Голос Аиста эхом прокатился в коридоре:
– Господи, не сдавайте меня. Я не выживу в тюрьме. Я там не протяну ни секунды, – дальше была какая-то невнятица.
Ванная в дальнем конце коридора и маленький кабинет напротив были пусты. Тим решил, что голос Аиста шел из конца коридора. Еще одна запертая дверь, тоже целиком из стали. Тим распластался по стене; когда он решил протянуть руку и постучать, стоны переросли в вопли.
– Пожалуйста, уходите!
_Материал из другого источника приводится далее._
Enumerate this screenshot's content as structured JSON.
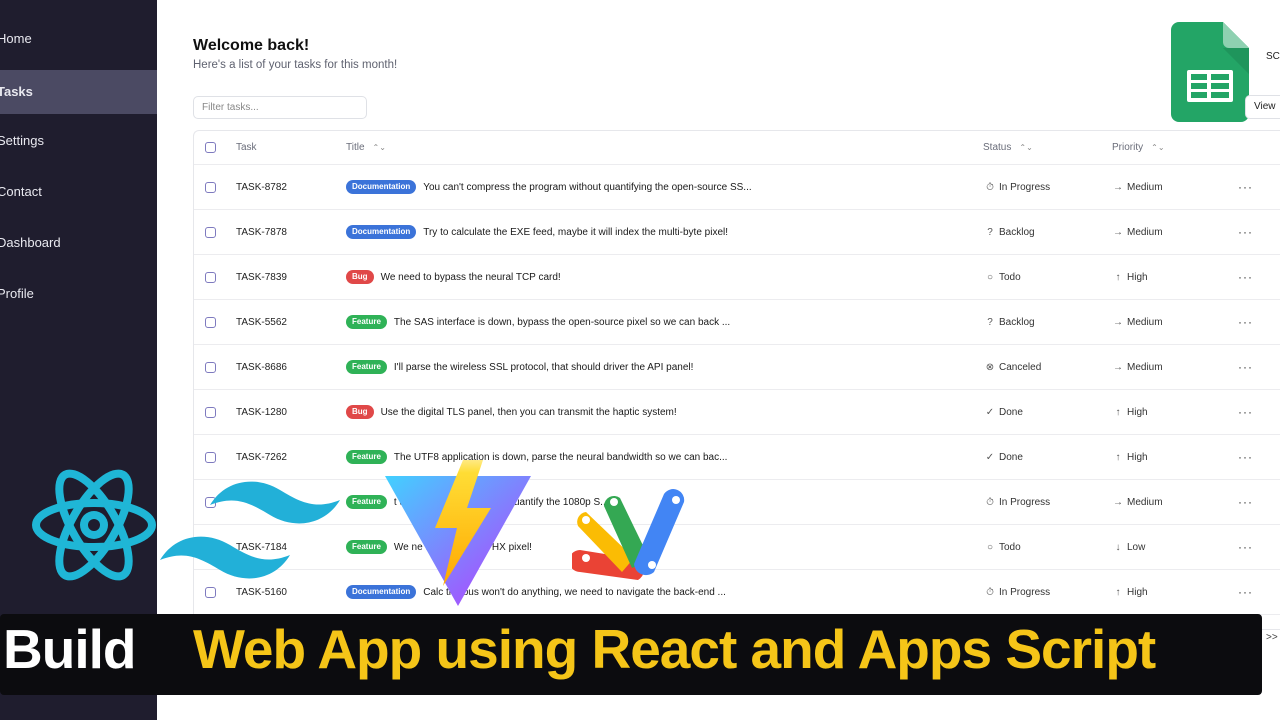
{
  "sidebar": {
    "items": [
      {
        "label": "Home",
        "active": false
      },
      {
        "label": "Tasks",
        "active": true
      },
      {
        "label": "Settings",
        "active": false
      },
      {
        "label": "Contact",
        "active": false
      },
      {
        "label": "Dashboard",
        "active": false
      },
      {
        "label": "Profile",
        "active": false
      }
    ]
  },
  "main": {
    "title": "Welcome back!",
    "subtitle": "Here's a list of your tasks for this month!",
    "filter_placeholder": "Filter tasks...",
    "view_label": "View",
    "sheets_label": "SC"
  },
  "table": {
    "headers": {
      "task": "Task",
      "title": "Title",
      "status": "Status",
      "priority": "Priority"
    },
    "rows": [
      {
        "id": "TASK-8782",
        "label": "Documentation",
        "title": "You can't compress the program without quantifying the open-source SS...",
        "status": "In Progress",
        "status_icon": "stopwatch-icon",
        "priority": "Medium",
        "priority_icon": "arrow-right-icon"
      },
      {
        "id": "TASK-7878",
        "label": "Documentation",
        "title": "Try to calculate the EXE feed, maybe it will index the multi-byte pixel!",
        "status": "Backlog",
        "status_icon": "question-circle-icon",
        "priority": "Medium",
        "priority_icon": "arrow-right-icon"
      },
      {
        "id": "TASK-7839",
        "label": "Bug",
        "title": "We need to bypass the neural TCP card!",
        "status": "Todo",
        "status_icon": "circle-icon",
        "priority": "High",
        "priority_icon": "arrow-up-icon"
      },
      {
        "id": "TASK-5562",
        "label": "Feature",
        "title": "The SAS interface is down, bypass the open-source pixel so we can back ...",
        "status": "Backlog",
        "status_icon": "question-circle-icon",
        "priority": "Medium",
        "priority_icon": "arrow-right-icon"
      },
      {
        "id": "TASK-8686",
        "label": "Feature",
        "title": "I'll parse the wireless SSL protocol, that should driver the API panel!",
        "status": "Canceled",
        "status_icon": "x-circle-icon",
        "priority": "Medium",
        "priority_icon": "arrow-right-icon"
      },
      {
        "id": "TASK-1280",
        "label": "Bug",
        "title": "Use the digital TLS panel, then you can transmit the haptic system!",
        "status": "Done",
        "status_icon": "check-circle-icon",
        "priority": "High",
        "priority_icon": "arrow-up-icon"
      },
      {
        "id": "TASK-7262",
        "label": "Feature",
        "title": "The UTF8 application is down, parse the neural bandwidth so we can bac...",
        "status": "Done",
        "status_icon": "check-circle-icon",
        "priority": "High",
        "priority_icon": "arrow-up-icon"
      },
      {
        "id": "",
        "label": "Feature",
        "title": "t do anything, we need to quantify the 1080p S...",
        "status": "In Progress",
        "status_icon": "stopwatch-icon",
        "priority": "Medium",
        "priority_icon": "arrow-right-icon"
      },
      {
        "id": "TASK-7184",
        "label": "Feature",
        "title": "We ne              the back-end THX pixel!",
        "status": "Todo",
        "status_icon": "circle-icon",
        "priority": "Low",
        "priority_icon": "arrow-down-icon"
      },
      {
        "id": "TASK-5160",
        "label": "Documentation",
        "title": "Calc           the bus won't do anything, we need to navigate the back-end ...",
        "status": "In Progress",
        "status_icon": "stopwatch-icon",
        "priority": "High",
        "priority_icon": "arrow-up-icon"
      }
    ]
  },
  "banner": {
    "word1": "Build",
    "rest": "Web App using React and Apps Script"
  },
  "pager": {
    "next_label": ">>"
  },
  "colors": {
    "sidebar_bg": "#1f1d2e",
    "sidebar_active": "#4b4a63",
    "documentation": "#3b73d9",
    "bug": "#e04848",
    "feature": "#2fb257",
    "banner_text": "#f5c518",
    "react": "#1fb6d6",
    "tailwind": "#22b0d8"
  }
}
Я сожалею, что стрелял в вас, мистер Рэкли! Я не могу пойти с вами и дать себя арестовать! Не могу!
– Куда Роберт и Митчелл повезли Кинделла?
– Я ничего не скажу! Я не хочу в тюрьму! Я не пойду в тюрьму! Я клянусь, я просто… – Его крики резко оборвались. Воцарилась мертвая тишина.
– Аист? Аист? Аист!
Прошла минута. Тим стукнул пяткой по двери, но это не дало результата. У него болел желудок; ему казалось, что он сломал нижнее ребро. Скользя спиной по стене, он опустился и стал слушать.
Полная тишина.
Он снова поднялся, борясь с болью и пытаясь сконцентрироваться. С разворота ударил дверь ногой возле ручки. Дверь не поддалась. Он, пошатываясь, отошел, держась за лодыжку и матерясь. Нога чертовски болела.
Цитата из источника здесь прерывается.